A Prospective, Open-label, Single-arm, Investigator-initiated Study (SELIC) to Evaluate the Efficacy and Safety of Seladelpar in Adult Liver Transplant Recipients With Ischemic Cholangiopathy (IC).

A prospective, open-label, single-arm, investigator-initiated study (SELIC) to evaluate the efficacy and safety of seladelpar in adult liver transplant recipients with Ischemic cholangiopathy (IC).

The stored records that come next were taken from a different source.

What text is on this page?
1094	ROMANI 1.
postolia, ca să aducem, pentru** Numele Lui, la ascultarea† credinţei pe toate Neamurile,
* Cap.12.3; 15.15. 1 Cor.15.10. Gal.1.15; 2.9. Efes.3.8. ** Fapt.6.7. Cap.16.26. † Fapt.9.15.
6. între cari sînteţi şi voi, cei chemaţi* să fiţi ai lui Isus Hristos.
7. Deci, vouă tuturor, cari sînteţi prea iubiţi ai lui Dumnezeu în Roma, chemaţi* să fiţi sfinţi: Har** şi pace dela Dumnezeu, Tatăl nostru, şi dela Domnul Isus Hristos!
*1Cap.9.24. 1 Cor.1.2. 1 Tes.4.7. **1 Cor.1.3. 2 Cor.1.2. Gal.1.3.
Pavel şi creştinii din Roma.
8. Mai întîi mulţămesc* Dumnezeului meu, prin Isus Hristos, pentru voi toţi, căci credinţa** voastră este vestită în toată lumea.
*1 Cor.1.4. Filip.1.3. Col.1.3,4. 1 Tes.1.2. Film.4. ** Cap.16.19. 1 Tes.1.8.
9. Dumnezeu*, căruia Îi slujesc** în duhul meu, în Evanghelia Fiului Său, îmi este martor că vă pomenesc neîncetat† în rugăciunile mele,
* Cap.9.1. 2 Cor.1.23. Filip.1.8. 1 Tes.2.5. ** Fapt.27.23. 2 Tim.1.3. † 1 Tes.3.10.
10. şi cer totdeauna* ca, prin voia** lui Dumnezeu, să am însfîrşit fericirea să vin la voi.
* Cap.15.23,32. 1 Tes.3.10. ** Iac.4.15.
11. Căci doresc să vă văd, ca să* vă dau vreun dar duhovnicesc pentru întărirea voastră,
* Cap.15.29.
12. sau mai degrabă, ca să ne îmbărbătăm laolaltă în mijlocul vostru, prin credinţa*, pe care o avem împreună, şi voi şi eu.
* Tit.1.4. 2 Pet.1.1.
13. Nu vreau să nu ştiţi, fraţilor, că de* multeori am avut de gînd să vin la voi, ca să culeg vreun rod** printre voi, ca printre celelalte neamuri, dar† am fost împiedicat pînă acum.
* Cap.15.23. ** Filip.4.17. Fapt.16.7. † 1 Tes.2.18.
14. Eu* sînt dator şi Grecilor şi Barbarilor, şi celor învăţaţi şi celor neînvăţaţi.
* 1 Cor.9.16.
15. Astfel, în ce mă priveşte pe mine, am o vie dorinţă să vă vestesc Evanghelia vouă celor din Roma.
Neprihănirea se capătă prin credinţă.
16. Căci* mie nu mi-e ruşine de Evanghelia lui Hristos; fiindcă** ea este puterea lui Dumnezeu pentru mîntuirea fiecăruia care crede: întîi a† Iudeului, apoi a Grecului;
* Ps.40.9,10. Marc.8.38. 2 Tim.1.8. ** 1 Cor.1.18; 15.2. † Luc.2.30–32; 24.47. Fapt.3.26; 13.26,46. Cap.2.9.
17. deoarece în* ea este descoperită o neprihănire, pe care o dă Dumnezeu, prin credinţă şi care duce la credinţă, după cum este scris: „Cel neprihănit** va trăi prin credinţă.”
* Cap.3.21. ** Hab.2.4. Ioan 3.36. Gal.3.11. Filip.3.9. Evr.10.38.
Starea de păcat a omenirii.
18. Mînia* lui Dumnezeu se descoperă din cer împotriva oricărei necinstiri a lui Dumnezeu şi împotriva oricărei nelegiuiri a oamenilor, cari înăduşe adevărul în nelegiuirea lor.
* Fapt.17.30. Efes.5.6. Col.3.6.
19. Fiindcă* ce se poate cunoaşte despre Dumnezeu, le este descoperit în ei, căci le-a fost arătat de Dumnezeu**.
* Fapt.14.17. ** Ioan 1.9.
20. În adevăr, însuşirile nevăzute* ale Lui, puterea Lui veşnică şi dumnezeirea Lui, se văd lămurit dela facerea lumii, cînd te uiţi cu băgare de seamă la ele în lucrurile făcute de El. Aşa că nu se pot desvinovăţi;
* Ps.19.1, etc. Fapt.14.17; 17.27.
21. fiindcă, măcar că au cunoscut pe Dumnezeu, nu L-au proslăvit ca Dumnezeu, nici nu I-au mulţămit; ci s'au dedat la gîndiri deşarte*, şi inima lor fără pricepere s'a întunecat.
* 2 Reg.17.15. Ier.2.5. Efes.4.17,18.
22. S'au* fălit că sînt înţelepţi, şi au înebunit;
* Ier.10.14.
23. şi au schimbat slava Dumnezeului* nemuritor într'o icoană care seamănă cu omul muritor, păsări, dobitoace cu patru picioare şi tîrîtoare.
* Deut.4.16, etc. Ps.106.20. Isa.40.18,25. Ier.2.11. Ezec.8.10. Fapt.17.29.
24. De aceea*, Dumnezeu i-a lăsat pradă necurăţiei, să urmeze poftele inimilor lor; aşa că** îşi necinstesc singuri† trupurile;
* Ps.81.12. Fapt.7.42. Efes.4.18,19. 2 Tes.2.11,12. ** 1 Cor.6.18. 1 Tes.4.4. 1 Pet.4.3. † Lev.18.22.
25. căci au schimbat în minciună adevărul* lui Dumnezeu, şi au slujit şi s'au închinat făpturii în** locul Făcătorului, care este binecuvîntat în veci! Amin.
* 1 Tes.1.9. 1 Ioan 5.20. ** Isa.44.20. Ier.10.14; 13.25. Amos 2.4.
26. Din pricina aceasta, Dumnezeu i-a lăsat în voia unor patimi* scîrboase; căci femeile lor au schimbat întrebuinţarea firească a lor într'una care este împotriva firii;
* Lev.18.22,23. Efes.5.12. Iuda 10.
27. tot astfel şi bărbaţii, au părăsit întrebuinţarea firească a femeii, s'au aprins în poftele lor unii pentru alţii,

Ischemic cholangiopathy (IC) is a serious complication after liver transplantation, particularly in recipients of donation after circulatory death grafts, and is associated with cholestasis, biliary strictures, and graft dysfunction. No approved pharmacologic therapies currently exist. Seladelpar, a selective peroxisome proliferator-activated receptor delta (PPAR-δ) agonist recently approved for primary biliary cholangitis, reduces bile acid synthesis and inflammation and has demonstrated antifibrotic activity, making it a promising candidate for IC. We designed a prospective, open-label, single-arm, investigator-initiated study (SELIC) to evaluate the efficacy and safety of seladelpar in adult liver transplant recipients with IC. Ten patients will receive seladelpar 10 mg orally once daily for 52 weeks. Outcomes will be compared to historical controls identified from the same institution. The primary endpoint is percent change in serum alkaline phosphatase (ALP) from baseline to Week 26. Additional outcomes include ERCP utilization, liver allograft loss, and safety assessed by adverse event and laboratory monitoring and drug discontinuation rates. This pilot study will provide the first prospective data on seladelpar in IC and may establish preliminary evidence for a novel therapeutic approach to reduce cholestasis, improve symptoms, and preserve graft function in this high-risk population.